The hospital, stuck smack-dab in the middle of a province with one of the world’s highest opioid mortality rates, is testing a new platform that encourages patients to log in at least once a day via mobile app to chart pain management and medication use. This would replace the traditional 40-page questionnaire and augment the weekly or monthly follow-up visits between doctor and patient.

“We want to close that gap” between the traditional doctor-patient interaction, says Dr. Hance Clarke, head of the hospital’s Transitional Pain Service. “This is a way to target the pain trajectory of patients and more closely monitor them according to their baseline.”

Through this platform, officials hope to take a population management approach to chronic post-surgical pain (CPSP), an issue that affects as much as 30 percent of the hospital’s patients, can begin manifesting itself three months after the hospital stay and costs roughly $41,000 in medical costs per patient – not to mention the personal and societal effects of an opioid addiction that sometimes proves fatal. Hospital officials estimate half of the patients who undergo a major surgical procedure are sent home with a prescription for an opioid-based painkiller, and a significant percentage continue to use drugs beyond their prescription.

Clarke said Toronto General’s TPS program, launched in June 2104 and billed as one of the world’s first to address CPSP, targets at-risk patients and follows them for six months after surgery, seeking to help them manage their pain and medication. Once admitted to the program, a patient has access to a team of clinicians that include anesthesiologists, psychologists, acupuncturists, physiotherapists and nurse practitioners, and is enrolled in a program that includes education and specialized treatment, which includes education, physical therapy and even some alternative treatments.

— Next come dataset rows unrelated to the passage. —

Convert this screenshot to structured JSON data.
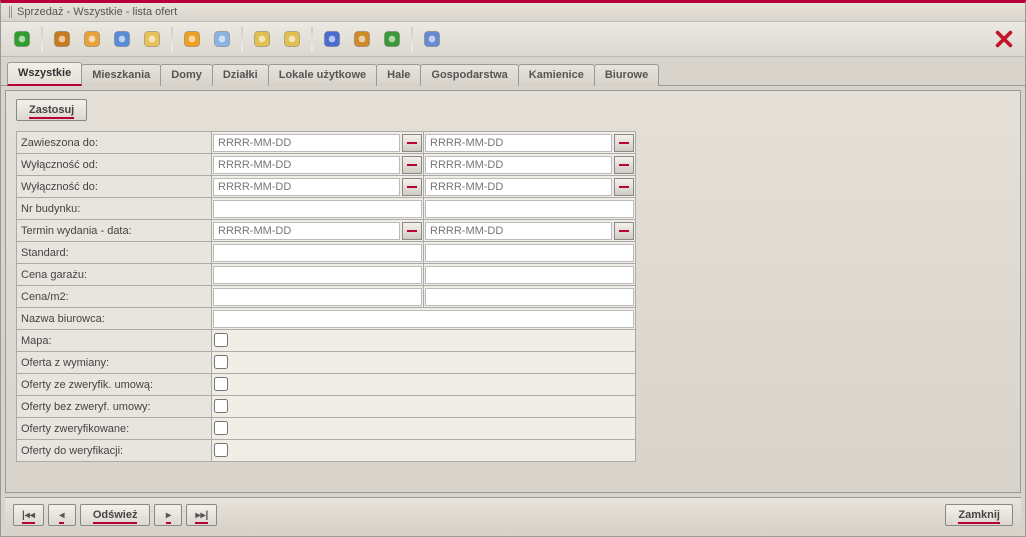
{
  "window": {
    "title": "Sprzedaż - Wszystkie - lista ofert"
  },
  "toolbar_icons": [
    {
      "name": "refresh-icon",
      "fill": "#2e9e2e"
    },
    {
      "name": "briefcase-icon",
      "fill": "#c77b1a"
    },
    {
      "name": "user-icon",
      "fill": "#e8a23a"
    },
    {
      "name": "picture-icon",
      "fill": "#5a8bd6"
    },
    {
      "name": "hand-icon",
      "fill": "#e8c25a"
    },
    {
      "name": "star-icon",
      "fill": "#f0a020"
    },
    {
      "name": "copy-icon",
      "fill": "#8bb3e0"
    },
    {
      "name": "mail-out-icon",
      "fill": "#e0c050"
    },
    {
      "name": "mail-in-icon",
      "fill": "#e0c050"
    },
    {
      "name": "font-icon",
      "fill": "#4a6cd0"
    },
    {
      "name": "gear-icon",
      "fill": "#d08a2a"
    },
    {
      "name": "globe-icon",
      "fill": "#3a9a3a"
    },
    {
      "name": "search-user-icon",
      "fill": "#6a8ad0"
    }
  ],
  "tabs": [
    {
      "label": "Wszystkie",
      "active": true
    },
    {
      "label": "Mieszkania",
      "active": false
    },
    {
      "label": "Domy",
      "active": false
    },
    {
      "label": "Działki",
      "active": false
    },
    {
      "label": "Lokale użytkowe",
      "active": false
    },
    {
      "label": "Hale",
      "active": false
    },
    {
      "label": "Gospodarstwa",
      "active": false
    },
    {
      "label": "Kamienice",
      "active": false
    },
    {
      "label": "Biurowe",
      "active": false
    }
  ],
  "buttons": {
    "apply": "Zastosuj",
    "refresh": "Odśwież",
    "close": "Zamknij",
    "nav_first": "❘◀◀",
    "nav_prev": "◀",
    "nav_next": "▶",
    "nav_last": "▶▶❘"
  },
  "date_placeholder": "RRRR-MM-DD",
  "form_rows": [
    {
      "label": "Zawieszona do:",
      "type": "date2"
    },
    {
      "label": "Wyłączność od:",
      "type": "date2"
    },
    {
      "label": "Wyłączność do:",
      "type": "date2"
    },
    {
      "label": "Nr budynku:",
      "type": "text2"
    },
    {
      "label": "Termin wydania - data:",
      "type": "date2"
    },
    {
      "label": "Standard:",
      "type": "text2"
    },
    {
      "label": "Cena garażu:",
      "type": "text2"
    },
    {
      "label": "Cena/m2:",
      "type": "text2"
    },
    {
      "label": "Nazwa biurowca:",
      "type": "textwide"
    },
    {
      "label": "Mapa:",
      "type": "check"
    },
    {
      "label": "Oferta z wymiany:",
      "type": "check"
    },
    {
      "label": "Oferty ze zweryfik. umową:",
      "type": "check"
    },
    {
      "label": "Oferty bez zweryf. umowy:",
      "type": "check"
    },
    {
      "label": "Oferty zweryfikowane:",
      "type": "check"
    },
    {
      "label": "Oferty do weryfikacji:",
      "type": "check"
    }
  ]
}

But where patients now use a paper questionnaire and the occasional doctor’s visits to chart their pain experiences, a mobile app would enable them to create a daily journal, which in turn could be used by doctors to chart trends, pinpoint patients in distress and more quickly intervene.

The platform also enables Toronto General to track larger populations of patients, Clarke says, and could be used in the future to help people in remote locations, as well as those suffering from fibromyalgia, migraines and other chronic conditions.

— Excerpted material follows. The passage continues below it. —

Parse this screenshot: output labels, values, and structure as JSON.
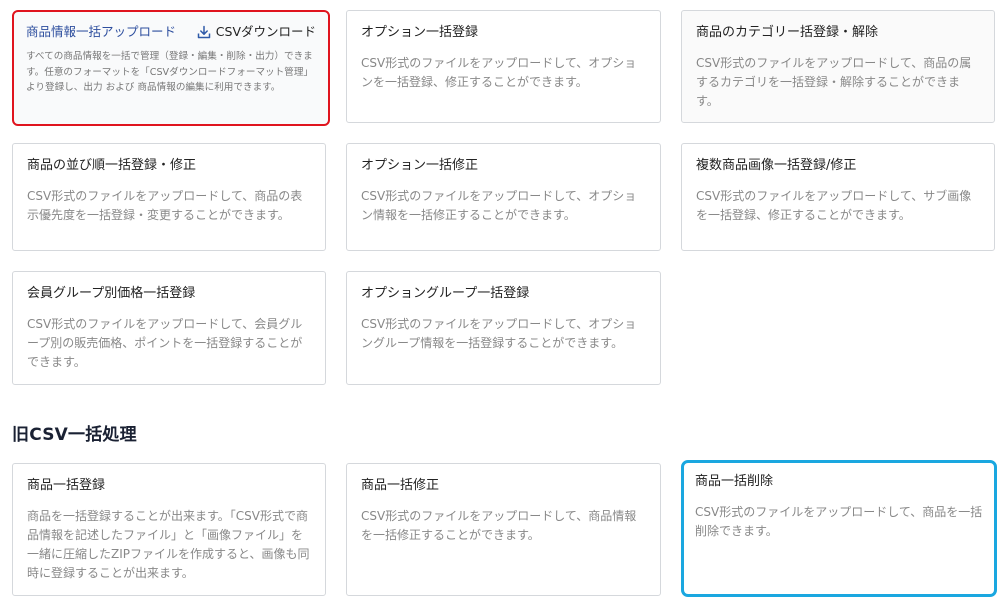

Clarke is quick to point out that the app won’t replace the doctor’s visit, but enhance it, giving the doctor more data to make those visits more meaningful and reinforcing the patient’s electronic medical record.

Slated to launch in December, the 18-month project – a partnership between Toronto General and nearby York University - is being funded by the Ontario Centres of Excellence’s AdvancingHealth program. The app, called Manage My Pain, was developed by Toronto-based ManagingLife, which reports the app is being used by more than 20,000 consumers in some 130 countries to manage chronic pain. Officials expect to take six months to integrate the platform with the TPS workflow, then spend a year using it with 200 to 250 patients.

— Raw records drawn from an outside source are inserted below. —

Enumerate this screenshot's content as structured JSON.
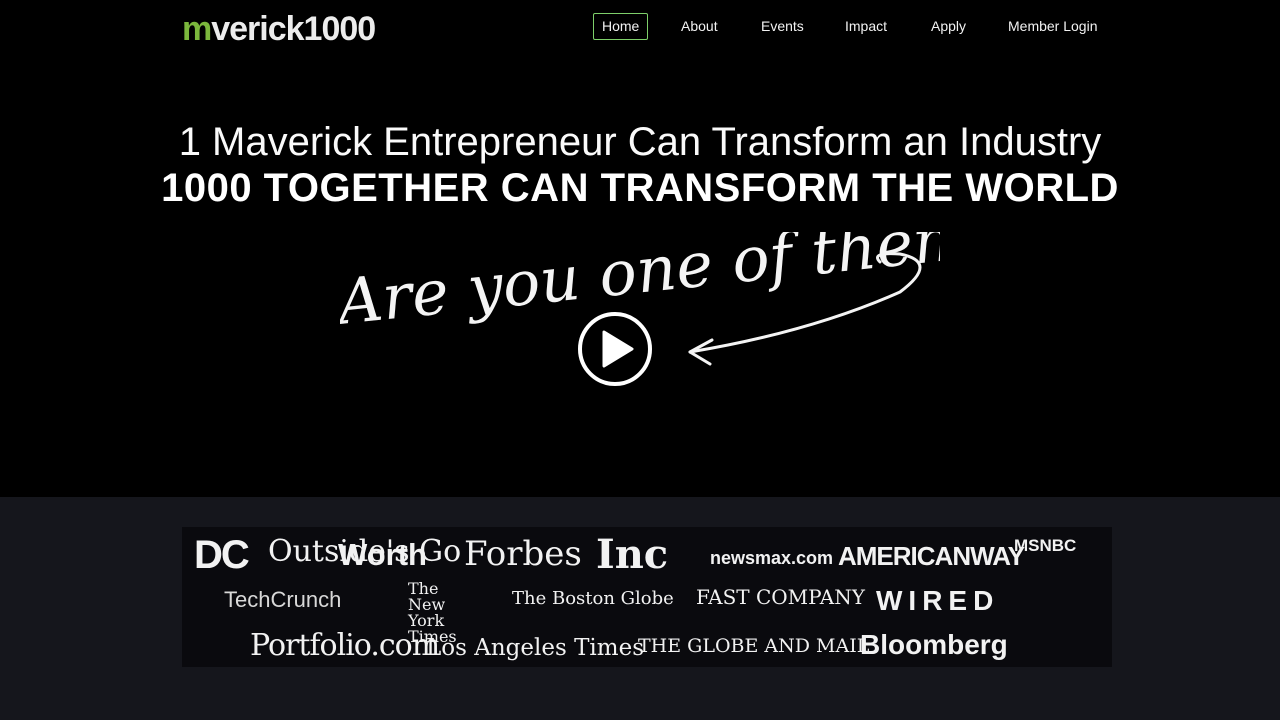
{
  "brand": {
    "logo_green": "m",
    "logo_white": "verick1000"
  },
  "nav": {
    "items": [
      {
        "label": "Home",
        "active": true
      },
      {
        "label": "About"
      },
      {
        "label": "Events"
      },
      {
        "label": "Impact"
      },
      {
        "label": "Apply"
      },
      {
        "label": "Member Login"
      }
    ]
  },
  "hero": {
    "line1": "1 Maverick Entrepreneur Can Transform an Industry",
    "line2": "1000 TOGETHER CAN TRANSFORM THE WORLD",
    "handwritten": "Are you one of them?"
  },
  "press": {
    "row1": [
      "DC",
      "Outside's Go",
      "Worth",
      "Forbes",
      "Inc",
      "newsmax.com",
      "AMERICANWAY",
      "MSNBC"
    ],
    "row2": [
      "TechCrunch",
      "The New York Times",
      "The Boston Globe",
      "FAST COMPANY",
      "WIRED"
    ],
    "row3": [
      "Portfolio.com",
      "Los Angeles Times",
      "THE GLOBE AND MAIL",
      "Bloomberg"
    ]
  },
  "colors": {
    "accent_green": "#7bb73c",
    "nav_active_border": "#7ecf6a",
    "press_band": "#15161c"
  }
}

Tahir Janmohamed, CEO of the three-year-old company, said the Toronto General Hospital partnership is his first with a healthcare provider, and represents a shift in the company’s approach from consumer-facing products to a platform used by health systems for remote patient management and population health. He said healthcare providers are looking for platforms that can aggregate data from large groups of patients, then use that data to detect trends and influence clinical outcomes.

It also represents a personal approach, he said.

“Pain is a very subjective medium,” he said. “What your trying to do is get people to describe their pain,” and in a sense share their feelings with their physicians. That approach will eventually help physicians to better understand and engage with their patients, he said.